Cast off
The reason we time our lambs for August is to avoid the hot weather and the flies that come with it. By the time the lambs are eating solids the grass has started, and they grow as the grass grows.
The downside is the cold and rain that comes in August. While the sheep are pretty tough and can slog out a heavy rainstorm, it can be devastating for newborn lambs.
A couple of days ago I found a newborn lamb huddled and cold. The first of twins, he'd been drenched by sleeting cold rain as his sibling was born. He'd gone into a downward spiral….too cold to stand properly, he'd not got enough fuel to build any heat. He wasn't asleep, but he was hypothermic and unresponsive.
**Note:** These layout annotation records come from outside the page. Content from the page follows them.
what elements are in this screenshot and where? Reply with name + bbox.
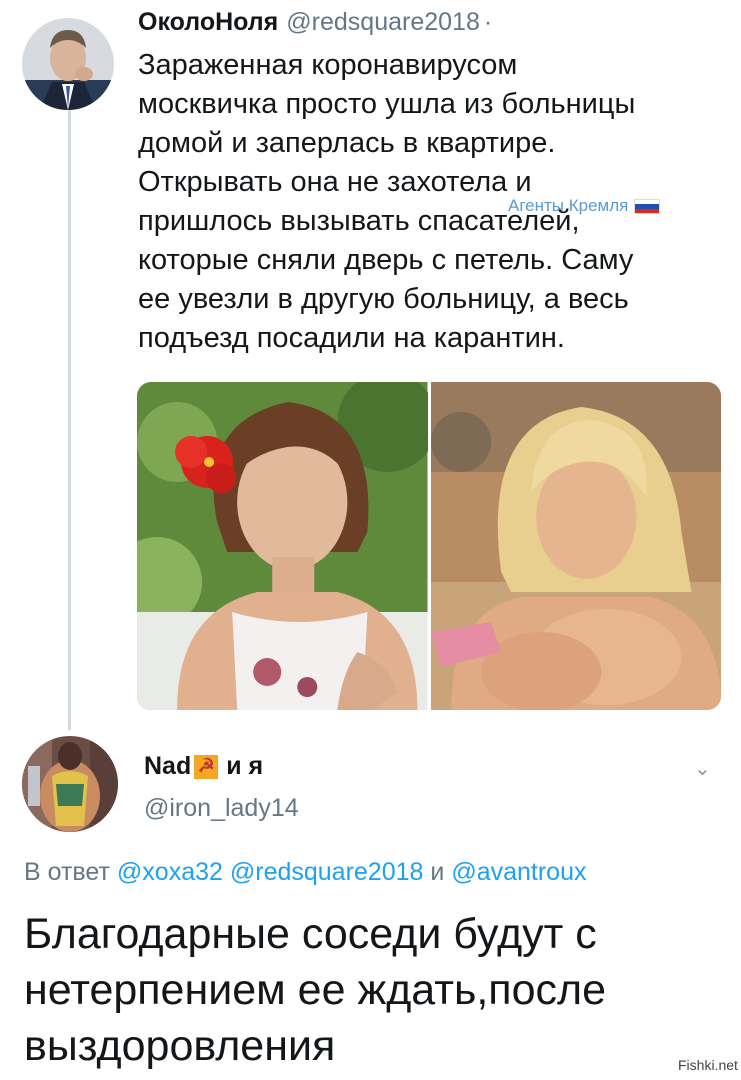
tweet-line: подъезд посадили на карантин. [138,322,565,354]
tweet-line: Зараженная коронавирусом [138,49,518,81]
avatar-photo [22,18,114,110]
tweet-media[interactable] [137,382,721,710]
tweet-text: Благодарные соседи будут с нетерпением е… [24,910,607,1070]
avatar[interactable] [22,18,114,110]
user-handle[interactable]: @redsquare2018 [286,8,480,36]
display-name-part: Nad [144,752,192,780]
tweet-line: домой и заперлась в квартире. [138,127,556,159]
photo-woman-with-flower[interactable] [137,382,428,710]
user-handle[interactable]: @iron_lady14 [144,794,299,823]
mention-link[interactable]: @redsquare2018 [230,858,424,886]
hammer-and-sickle-icon: ☭ [194,754,219,779]
russian-flag-icon [634,199,661,215]
site-watermark: Fishki.net [678,1057,738,1073]
photo-blonde-woman-beach[interactable] [430,382,722,710]
thread-connector-line [68,108,71,730]
watermark-text: Агенты Кремля [508,196,629,215]
separator-dot: · [483,8,493,36]
watermark: Агенты Кремля [508,196,661,216]
mention-link[interactable]: @avantroux [451,858,586,886]
tweet-line: ее увезли в другую больницу, а весь [138,283,629,315]
reply-conjunction: и [430,858,445,886]
reply-prefix: В ответ [24,858,110,886]
avatar[interactable] [22,736,118,832]
display-name[interactable]: ОколоНоля [138,8,278,36]
tweet-line: которые сняли дверь с петель. Саму [138,244,634,276]
tweet-line: москвичка просто ушла из больницы [138,88,636,120]
avatar-photo [22,736,118,832]
display-name-part: и я [226,752,264,780]
mention-link[interactable]: @xoxa32 [117,858,223,886]
reply-context: В ответ @xoxa32 @redsquare2018 и @avantr… [24,858,586,887]
chevron-down-icon[interactable]: ⌄ [694,756,711,781]
display-name[interactable]: Nad ☭ и я [144,752,263,781]
tweet-header: ОколоНоля @redsquare2018 · [138,8,492,37]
His mum was nearby, caught between her twin responsibilities, with the second lamb standing by, also now getting wet and cold.
The rain belted down.
Intervention is a last resort, as it often results in the mother rejecting the lamb, but this was only going to end one way without help.
I unzipped my jacket and tucked the lamb inside. He was stone cold, sopping wet. While the mother stood nearby, warning me off by stamping her foot and tossing her head, I knelt down and warmed him up. The rain didn't stop, but he was ok inside my jacket, and after ten minutes he came around, and started wriggling. I propped him on his feet and steered him to his mum.
But it didn't work. He was not feeding properly, missing the nipple, searching the front leg by mistake and so on, and rapidly chilled again as the rain continued to bite. He collapsed, once, twice then couldn't get up.
Which is how he finished up in the house. He spends the night in a locked room, inside a 2 x 1 metre cage. In the morning he's taken out into a secure outside pen. When we have teenage chicks they spend a month in that pen, but its free at the moment. It has shelter, water, and plenty of grass to nibble.
I did try and take him back to his mother the next day when the rain stopped, but he'd already been fed formula milk and his smell had changed. She sniffed him once, twice…then walked away quickly.
I did also try and foist him onto another sheep whose lamb had died. I rubbed our boy with fluid from the corpse of the dead lamb and tried to convince the grieving mother her lamb had returned. Didn't work. In theory I could have skinned the dead lamb and wrapped the skin on the rejected lamb, but I didn't have the stomach for that approach.
We started the socialization with the rest of the flock today, which is simply walking him out amongst the other sheep. In a few more days we'll put him out with them and call him in for a feed., and from that point he should be fine.
Last year's poddy lamb, now fully grown, has remembered how this works and comes running when she sees us with a bottle.
So, so far we've had seven sets of twins, and two singles. Of the singles, both died. One died of exposure. It looked like it had been born alive, but never moved from the spot it landed. It was still lying amongst the birthing fluids, amniotic sac etc. I suspect the mother let it die without attending to it. Her lamb died under very similar circumstances last year, I've seen no sign of her grieving or looking for her lamb, and she doesn't appear to have any milk. We'll get rid of her.
The other lamb died in birth. It was gigantic, too big to progress by itself. I had to catch the mother and physically pull the now-dead lamb out. It's a shame, it was a champion, a victim of the good season and good nutrition we've had the last 12 months.